The Reinvention of Edison Thomas by Jacqueline Houtman
Publisher: Front Street, An Imprint of Boyds Mills Press, Inc
Genre: Contemporary, Inspirational
Age Recommendation: 12+
Length: Full Length (189 pgs)
Rating: 4.5 suns
Reviewed by Orchid
Science geek Eddy Thomas can invent useful devices to do anything, except solve his bully problem. Eddy Thomas can read a college physics book, but he can’t read the emotions on the faces of his classmates at Drayton Middle School. He can spend hours tinkering with an invention, but he can’t stand more than a few minutes in a noisy crowd, like the crowd at the science fair, which Eddy fails to win. When the local school crossing guard is laid off, Eddy is haunted by thoughts of the potentially disastrous consequences and invents a traffic-calming device, using parts he has scavenged from discarded machines. Eddy also discovers new friends, who appreciate his abilities and respect his unique view of the world. By trusting his real friends, Eddy uses his talents to help others and rethinks his purely mechanical definition of success.
Eddy Thomas, is an only child and a genius. Named after Thomas Edison, he prefers to be called Eddy. His mind is full of facts, figures and inventions waiting for him to find the time to take them from thoughts to reality.
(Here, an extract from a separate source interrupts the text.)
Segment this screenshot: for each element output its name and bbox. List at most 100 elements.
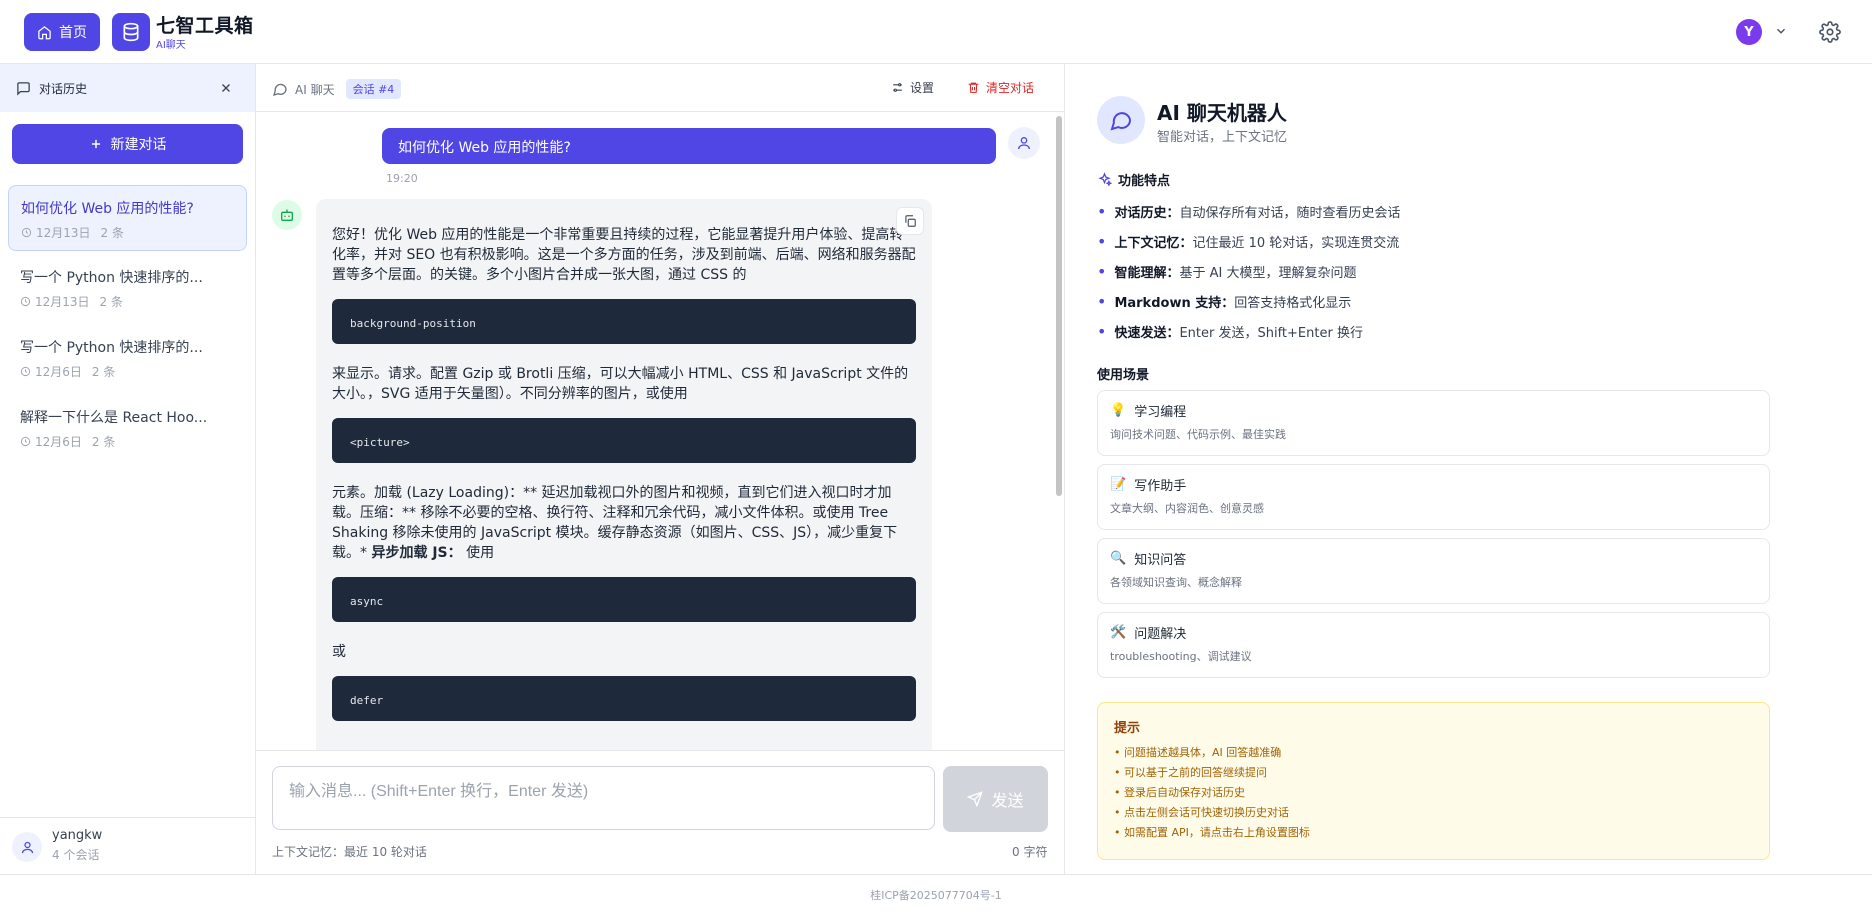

He leads a lonely life without any real friends. Even his parents don’t really understand how his mind works.
Eddy has problems interacting with people. He doesn’t like to be touched, and is overwhelmed by crowds and loud noises. He consistently misunderstands comments made by others, and either doesn’t reply, or says the wrong thing. To his peers this attitude makes it appear he thinks himself superior. Eddy lives so much inside his own mind that he is totally unaware how others laugh and make fun of him.
Mitch is his only friend. They met at kindergarten and have gone through school together, but has Mitch changed now they are in Middle School? Why do things always go wrong when Mitch is around? Eddy’s faith in himself is shaken when he doesn’t get first prize at the school’s science fair. Even worse, someone stuck a sign on his back and people laughed at him when he went on stage to receive his third place certificate.
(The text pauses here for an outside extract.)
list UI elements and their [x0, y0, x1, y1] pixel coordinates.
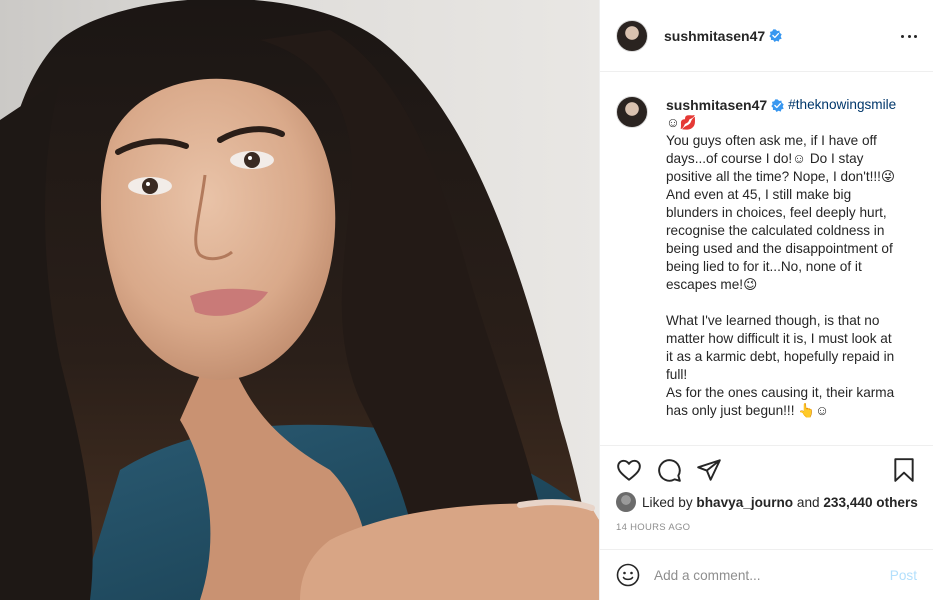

His experience at the science fair makes him aware of how see him. This makes him mistrust those who genuinely offer him friendship.
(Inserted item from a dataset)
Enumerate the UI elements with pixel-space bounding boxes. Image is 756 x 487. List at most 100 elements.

The crossing patrol man leaves and is not replaced. Eddy decides something needs to be done to make the crossing safe from speeding cars and his inventive mind gets to work. His invention proves he can put others before himself and Eddy suddenly finds himself with friends. Or are they really friends? Why would they want to help someone like him?
The Reinvention of Edison Thomas gives an insight into an intelligent child who has difficulty interacting socially with others. That doesn’t mean it preaches to the reader – it doesn’t. The story is in Eddy’s head shows how he logically goes from one point to another.
Despite his introversion Eddy is a likeable character, totally unable to see how others tease him. He just doesn’t understand their jokes and sarcasm. He thinks others work things out the same way he does, and can’t believe they just do things without due thought or having a schedule to follow.
I liked reading this book. Although not a page turner, it had that something that kept me coming back until I reached the end. Those readers with an interest in science will find something to pique their interest, but if you’re not a science fanatic, don’t worry – the facts aren’t force fed to you. The book has an inspirational touch to it and would make a pleasant read for anyone over the age of twelve.